25 years ago today


(This is a repost of the entry I posted here on 8 December 2005, slightly updated. I can’t really think of anything to add to this.)

25 years ago today, I was on the phone with my friend Dave Wright, talking about god knows what (probably our pirate radio aspirations), when he interrupted the conversation: “Oh my God, I just heard John and Yoko got shot.” I ran in the other room and asked my parents if it were true. They hadn’t heard anything about it yet, but about 30 seconds later, the news flash came through. Dave had gotten a garbled version of it; John was shot. (John Lennon, for you youngsters.)

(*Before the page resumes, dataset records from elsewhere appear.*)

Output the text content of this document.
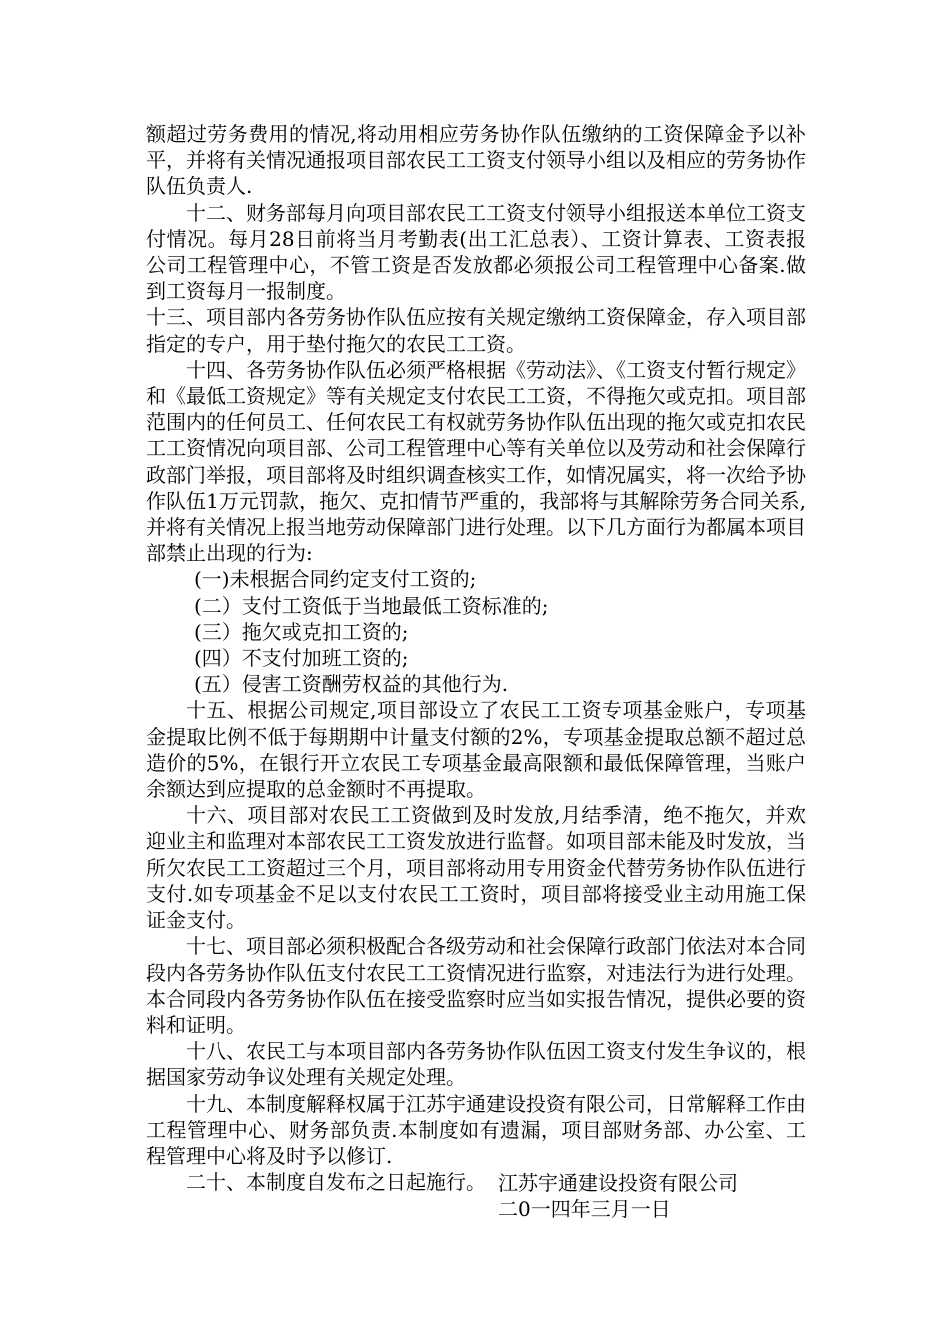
额超过劳务费用的情况,将动用相应劳务协作队伍缴纳的工资保障金予以补平，并将有关情况通报项目部农民工工资支付领导小组以及相应的劳务协作队伍负责人.

十二、财务部每月向项目部农民工工资支付领导小组报送本单位工资支付情况。每月28日前将当月考勤表(出工汇总表）、工资计算表、工资表报公司工程管理中心，不管工资是否发放都必须报公司工程管理中心备案.做到工资每月一报制度。

十三、项目部内各劳务协作队伍应按有关规定缴纳工资保障金，存入项目部指定的专户，用于垫付拖欠的农民工工资。

十四、各劳务协作队伍必须严格根据《劳动法》、《工资支付暂行规定》和《最低工资规定》等有关规定支付农民工工资，不得拖欠或克扣。项目部范围内的任何员工、任何农民工有权就劳务协作队伍出现的拖欠或克扣农民工工资情况向项目部、公司工程管理中心等有关单位以及劳动和社会保障行政部门举报，项目部将及时组织调查核实工作，如情况属实，将一次给予协作队伍1万元罚款，拖欠、克扣情节严重的，我部将与其解除劳务合同关系,并将有关情况上报当地劳动保障部门进行处理。以下几方面行为都属本项目部禁止出现的行为:

(一)未根据合同约定支付工资的;

(二）支付工资低于当地最低工资标准的;

(三）拖欠或克扣工资的;

(四）不支付加班工资的;

(五）侵害工资酬劳权益的其他行为.

十五、根据公司规定,项目部设立了农民工工资专项基金账户，专项基金提取比例不低于每期期中计量支付额的2%，专项基金提取总额不超过总造价的5%，在银行开立农民工专项基金最高限额和最低保障管理，当账户余额达到应提取的总金额时不再提取。

十六、项目部对农民工工资做到及时发放,月结季清，绝不拖欠，并欢迎业主和监理对本部农民工工资发放进行监督。如项目部未能及时发放，当所欠农民工工资超过三个月，项目部将动用专用资金代替劳务协作队伍进行支付.如专项基金不足以支付农民工工资时，项目部将接受业主动用施工保证金支付。

十七、项目部必须积极配合各级劳动和社会保障行政部门依法对本合同段内各劳务协作队伍支付农民工工资情况进行监察，对违法行为进行处理。本合同段内各劳务协作队伍在接受监察时应当如实报告情况，提供必要的资料和证明。

十八、农民工与本项目部内各劳务协作队伍因工资支付发生争议的，根据国家劳动争议处理有关规定处理。

十九、本制度解释权属于江苏宇通建设投资有限公司，日常解释工作由工程管理中心、财务部负责.本制度如有遗漏，项目部财务部、办公室、工程管理中心将及时予以修订.

二十、本制度自发布之日起施行。 江苏宇通建设投资有限公司
二0一四年三月一日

At first there was still some hope that he might live — all they had said was that he was shot, that’s all. But the news came along pretty quickly that he was dead. I went upstairs to my attic bedroom and flipped the radio dial. “Imagine” was everywhere. If it wasn’t “Imagine,” it was the new single that had just come out to mark John’s return to the pop world, “Starting Over.” And if it wasn’t that, it was the seasonally appropriate yet sadly incongruous ”Happy Xmas (War Is Over).” Every station, up and down the dial. Stations that didn’t normally play pop or rock, stations that didn’t normally play music — programming stopped to pay tribute.

The next day I wore my Beatlemania shirt to school, because it was black. Eric Oberg read the morning news on the school’s closed-circuit tv station, and he was crying. I think those of us in high school then were among the youngest people to really care about the Beatles that much. Remember that in 1980, the Beatles had only been broken up for 10 years — it’s been 11 years now Kurt Cobain died; does that really seem like a long time ago? In 1980, tenth-graders like me had heard the Beatles from birth, if not earlier. Now I have students who were born well after John Lennon died, and the Beatles have been broken up more than twice as long as they were together.

To this day, “Happy Xmas” makes me cry.

One thought on “25 years ago today

  1. On December 8th, 1980, I was a layout artist for the Columbia Daily Tribune in Columbia, MO. We were putting her ‘to bed’ as it were, when one of the teletype editors rushed in. We all misheard him, “My God! John Lennon’s shot and killed someone!” Despite having a deadline for final cuts, the entire composing room staff rushed over to the teletype, where as a group, we watched the unbelievable come across the wires.

    Standing at the massive windows Pressroom windows two hours later, machines swung into motion, cycling round and round on carbon steel plates – John Lennon’s image in negative, words in reverse righting themselves as the newsprint spun forward, eastward, grief in motion, implacably outbound.